When performing a traceroute, all the hops between you and the desired host represent one of (potentially) many possible routes to that host.
If you look at your IP configuration in the computer you will find that it has a list iof DNS servers to ask. This is the link. Like the router to use, the DNS is a configured value coming normally viaa DHCP. It is part of the IP configuration.
The DNS server of the provider will then go normally to a list of known DNS servers that manage the complete internet (called ROOT servers). Basically they are the KNOWN AUTHORITIES for the "zone" ".", which is the top level zone. Technically, ".com" is a subdomain of ".". As I alareday said, the list of root servers is "known".
More information at http://www.root-servers.org/
The connections configured between all the AS (Autonomous Systems) that the providers are assgined, which is exchanged between them through the BGP protocol. Basicaly a provider gets addresss from a central registry for an AS ans it publishes the known other systems on the edges of it's AS to other AS. They exchange vviaBGP how to route to other networks.
More information at http://en.wikipedia.org/wiki/Border_Gateway_Protocol
The Domain Name System (DNS)
First of all, the process used to get from www.serverfault.com to ww.xx.yy.zz is called a forward DNS lookup. A reverse lookup is the process used to get a DNS name from an IP address.
That said, your computer goes to the DNS server set in its network settings (operated by your ISP/workplace and called a "recursor").

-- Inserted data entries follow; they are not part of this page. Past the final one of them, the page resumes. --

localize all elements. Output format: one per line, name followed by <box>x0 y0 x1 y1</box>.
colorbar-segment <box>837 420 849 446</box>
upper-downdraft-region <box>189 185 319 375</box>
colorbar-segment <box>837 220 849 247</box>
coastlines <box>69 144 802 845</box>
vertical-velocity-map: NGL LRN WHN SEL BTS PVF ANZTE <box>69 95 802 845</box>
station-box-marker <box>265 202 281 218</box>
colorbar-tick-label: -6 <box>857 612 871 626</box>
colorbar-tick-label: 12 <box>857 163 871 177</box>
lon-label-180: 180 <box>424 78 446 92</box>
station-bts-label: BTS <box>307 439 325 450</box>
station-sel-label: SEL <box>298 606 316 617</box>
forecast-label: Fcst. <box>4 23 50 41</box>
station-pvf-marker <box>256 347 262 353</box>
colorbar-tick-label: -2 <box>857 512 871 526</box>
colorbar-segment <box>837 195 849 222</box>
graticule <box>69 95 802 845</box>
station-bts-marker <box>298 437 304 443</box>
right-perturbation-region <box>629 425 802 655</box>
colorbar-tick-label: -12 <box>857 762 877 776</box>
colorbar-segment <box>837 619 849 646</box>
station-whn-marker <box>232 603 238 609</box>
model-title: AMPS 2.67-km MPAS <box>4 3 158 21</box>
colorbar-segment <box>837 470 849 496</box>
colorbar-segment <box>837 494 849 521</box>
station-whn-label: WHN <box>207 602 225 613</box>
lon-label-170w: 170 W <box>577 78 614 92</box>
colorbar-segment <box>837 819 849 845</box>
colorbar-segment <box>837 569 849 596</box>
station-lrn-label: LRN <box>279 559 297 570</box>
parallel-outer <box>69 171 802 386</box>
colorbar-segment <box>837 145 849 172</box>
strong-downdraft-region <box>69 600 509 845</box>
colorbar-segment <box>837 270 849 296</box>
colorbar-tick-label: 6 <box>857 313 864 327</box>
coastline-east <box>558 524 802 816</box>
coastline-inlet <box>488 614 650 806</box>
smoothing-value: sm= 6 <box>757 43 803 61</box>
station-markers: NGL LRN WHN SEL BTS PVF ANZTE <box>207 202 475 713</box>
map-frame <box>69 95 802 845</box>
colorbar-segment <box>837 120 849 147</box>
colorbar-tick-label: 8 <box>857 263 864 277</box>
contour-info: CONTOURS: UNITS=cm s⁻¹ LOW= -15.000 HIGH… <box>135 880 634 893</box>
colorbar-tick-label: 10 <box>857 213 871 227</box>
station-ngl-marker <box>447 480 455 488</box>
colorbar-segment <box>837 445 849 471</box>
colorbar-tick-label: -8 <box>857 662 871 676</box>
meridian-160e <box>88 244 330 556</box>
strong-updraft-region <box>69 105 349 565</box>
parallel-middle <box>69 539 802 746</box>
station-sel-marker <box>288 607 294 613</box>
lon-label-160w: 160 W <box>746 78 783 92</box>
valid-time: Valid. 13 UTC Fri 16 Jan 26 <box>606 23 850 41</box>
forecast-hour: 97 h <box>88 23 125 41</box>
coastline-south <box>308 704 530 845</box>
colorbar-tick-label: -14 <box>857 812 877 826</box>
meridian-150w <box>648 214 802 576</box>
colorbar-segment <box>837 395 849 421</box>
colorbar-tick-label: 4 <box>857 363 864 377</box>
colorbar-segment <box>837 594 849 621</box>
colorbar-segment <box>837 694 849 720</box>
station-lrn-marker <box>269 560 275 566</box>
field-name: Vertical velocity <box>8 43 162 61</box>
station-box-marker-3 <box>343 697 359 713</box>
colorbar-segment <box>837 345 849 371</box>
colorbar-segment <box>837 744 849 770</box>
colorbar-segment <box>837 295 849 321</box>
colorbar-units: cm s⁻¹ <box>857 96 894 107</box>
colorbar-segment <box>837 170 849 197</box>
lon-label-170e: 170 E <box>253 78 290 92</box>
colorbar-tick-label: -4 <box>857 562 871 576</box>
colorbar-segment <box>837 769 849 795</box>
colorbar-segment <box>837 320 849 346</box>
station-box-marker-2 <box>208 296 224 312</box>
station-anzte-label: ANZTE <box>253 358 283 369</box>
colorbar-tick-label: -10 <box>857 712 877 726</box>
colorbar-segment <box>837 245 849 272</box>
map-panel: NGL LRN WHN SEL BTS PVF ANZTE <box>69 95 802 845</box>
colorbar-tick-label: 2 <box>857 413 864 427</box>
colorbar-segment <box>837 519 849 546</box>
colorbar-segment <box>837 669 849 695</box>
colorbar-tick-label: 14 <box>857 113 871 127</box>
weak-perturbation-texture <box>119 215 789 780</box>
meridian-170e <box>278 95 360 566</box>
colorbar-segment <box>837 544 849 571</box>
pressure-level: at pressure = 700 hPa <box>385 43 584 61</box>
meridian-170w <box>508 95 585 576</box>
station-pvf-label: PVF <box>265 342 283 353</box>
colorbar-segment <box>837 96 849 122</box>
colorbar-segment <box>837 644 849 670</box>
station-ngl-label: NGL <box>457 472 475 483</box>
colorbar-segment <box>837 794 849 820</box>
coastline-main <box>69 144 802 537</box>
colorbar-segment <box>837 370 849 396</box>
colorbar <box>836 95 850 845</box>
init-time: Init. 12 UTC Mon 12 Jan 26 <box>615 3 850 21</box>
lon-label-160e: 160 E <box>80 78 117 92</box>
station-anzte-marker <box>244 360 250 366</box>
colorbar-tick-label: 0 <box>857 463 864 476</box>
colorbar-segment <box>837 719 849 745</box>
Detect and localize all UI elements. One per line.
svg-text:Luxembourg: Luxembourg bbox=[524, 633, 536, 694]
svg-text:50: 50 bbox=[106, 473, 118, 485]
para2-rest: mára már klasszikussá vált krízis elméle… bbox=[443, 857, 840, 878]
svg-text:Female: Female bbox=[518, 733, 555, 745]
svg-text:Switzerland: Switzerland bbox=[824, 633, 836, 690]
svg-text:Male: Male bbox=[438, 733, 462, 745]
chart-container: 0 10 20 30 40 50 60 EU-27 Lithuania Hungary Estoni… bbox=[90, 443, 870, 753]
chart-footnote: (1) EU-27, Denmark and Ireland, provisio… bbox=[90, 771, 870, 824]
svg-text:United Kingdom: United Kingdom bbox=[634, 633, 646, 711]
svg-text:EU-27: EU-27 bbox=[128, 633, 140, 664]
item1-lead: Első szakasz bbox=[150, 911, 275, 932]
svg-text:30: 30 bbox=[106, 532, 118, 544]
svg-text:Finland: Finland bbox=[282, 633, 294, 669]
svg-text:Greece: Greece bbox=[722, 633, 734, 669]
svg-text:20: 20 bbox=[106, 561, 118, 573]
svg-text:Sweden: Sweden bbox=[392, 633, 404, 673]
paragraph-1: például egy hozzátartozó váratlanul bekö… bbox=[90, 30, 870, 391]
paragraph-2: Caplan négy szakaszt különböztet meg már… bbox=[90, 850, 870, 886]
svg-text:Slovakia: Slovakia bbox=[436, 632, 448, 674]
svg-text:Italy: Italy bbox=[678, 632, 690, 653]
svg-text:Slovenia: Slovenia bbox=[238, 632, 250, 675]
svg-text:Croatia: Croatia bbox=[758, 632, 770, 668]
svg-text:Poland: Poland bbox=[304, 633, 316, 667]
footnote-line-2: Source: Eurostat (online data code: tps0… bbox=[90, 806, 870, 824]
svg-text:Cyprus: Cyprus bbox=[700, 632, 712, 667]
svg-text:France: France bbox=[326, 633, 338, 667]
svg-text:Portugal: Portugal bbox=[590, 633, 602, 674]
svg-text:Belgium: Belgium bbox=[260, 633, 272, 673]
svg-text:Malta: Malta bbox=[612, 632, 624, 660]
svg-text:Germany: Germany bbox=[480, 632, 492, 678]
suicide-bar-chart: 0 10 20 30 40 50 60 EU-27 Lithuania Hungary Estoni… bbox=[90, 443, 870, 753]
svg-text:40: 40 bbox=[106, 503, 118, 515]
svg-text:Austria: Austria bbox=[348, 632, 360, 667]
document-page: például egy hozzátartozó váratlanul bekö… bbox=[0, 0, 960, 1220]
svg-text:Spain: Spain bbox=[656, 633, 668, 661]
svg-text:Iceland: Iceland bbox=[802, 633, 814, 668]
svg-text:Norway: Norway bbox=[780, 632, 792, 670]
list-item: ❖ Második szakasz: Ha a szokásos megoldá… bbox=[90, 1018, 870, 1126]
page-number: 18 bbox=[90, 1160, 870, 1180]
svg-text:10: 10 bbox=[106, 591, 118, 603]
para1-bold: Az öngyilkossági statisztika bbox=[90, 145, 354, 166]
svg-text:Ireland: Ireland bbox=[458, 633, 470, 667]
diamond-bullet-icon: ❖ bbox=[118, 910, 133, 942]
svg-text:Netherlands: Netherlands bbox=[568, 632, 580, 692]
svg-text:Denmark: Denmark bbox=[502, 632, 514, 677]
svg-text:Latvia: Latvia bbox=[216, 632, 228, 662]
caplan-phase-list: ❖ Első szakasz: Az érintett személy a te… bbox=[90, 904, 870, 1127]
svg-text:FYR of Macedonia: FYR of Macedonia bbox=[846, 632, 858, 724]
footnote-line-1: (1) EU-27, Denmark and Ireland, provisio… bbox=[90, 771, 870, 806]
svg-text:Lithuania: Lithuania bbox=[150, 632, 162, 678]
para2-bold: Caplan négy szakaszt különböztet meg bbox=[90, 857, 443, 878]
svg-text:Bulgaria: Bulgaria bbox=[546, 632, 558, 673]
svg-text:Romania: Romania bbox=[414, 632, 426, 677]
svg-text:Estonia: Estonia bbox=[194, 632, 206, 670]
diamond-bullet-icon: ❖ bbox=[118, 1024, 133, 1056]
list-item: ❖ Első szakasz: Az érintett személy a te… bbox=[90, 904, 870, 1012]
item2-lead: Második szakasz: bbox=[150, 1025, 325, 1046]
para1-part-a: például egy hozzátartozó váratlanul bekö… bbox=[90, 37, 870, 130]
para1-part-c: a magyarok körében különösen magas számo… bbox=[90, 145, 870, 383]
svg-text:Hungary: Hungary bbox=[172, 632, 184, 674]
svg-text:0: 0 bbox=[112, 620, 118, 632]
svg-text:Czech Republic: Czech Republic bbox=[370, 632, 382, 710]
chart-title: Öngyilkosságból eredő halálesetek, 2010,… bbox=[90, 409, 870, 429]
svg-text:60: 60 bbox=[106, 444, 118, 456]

If the computer automatically obtains an IP address via DHCP (i.e. you didn't manually set it), the DNS server address is usually obtained via DHCP as well.
Although caching is involved, the recursor handles your query by first starting at one of thirteen IP addresses of DNS "root servers," although in reality, more than 13 root DNS servers exist, sharing the IP addresses using a mechanism called "anycast."
The root server, of course, does not hold the DNS entries for all domain names. Instead, it just refers all requests for a .com domain name to one of the .com DNS servers. The .com DNS server, which contains the record for serverfault.com, refers the request to that DNS server, which contains the record we are looking for: the IP address of www.serverfault.com (called an A record). This all happens within the ISP's recursor (where the results of successful lookups can be saved for later use) to keep the process running efficiently and smoothly; it only returns the final answer.
IP Routing
Also in the computer's network settings is the IP address of a "default gateway," which is the address of the firewall or router on your LAN. All packets sent by your computer are directed toward that gateway if they are not to a computer directly connected to the LAN, as determined by the set subnet mask.
The router holds a "routing table" containing a list of IP address ranges and where to send packets destined for them. Routing tables are often configured automatically. Within your ISP's network, any of several protocols may be used to do so, including Routing Information Protocol (RIP). Once the packet leaves your own ISP's network (sent toward the open internet through an upstream provider, which is the ISP's ISP), a protocol called Border Gateway Protocol (BGP) is used. Packets continue to be forwarded among routers until they reach their final destination. Packets travel back to your computer in the same manner.
How does traceroute work? It manipulates a field in the packet called "Time to Live," which in normal use is intended to prevent packets from looping endlessly should there be an error in router configuration. It is defined as the number of routers a packet is allowed to travel through. Traceroute increases the TTL by 1 each time and listens for the error messages generated when that limit is exceeded (in the form of ICMP packets). It records the IP address of the router that generated the error and optionally performs a reverse DNS lookup to get a DNS name, which may or may not be successful.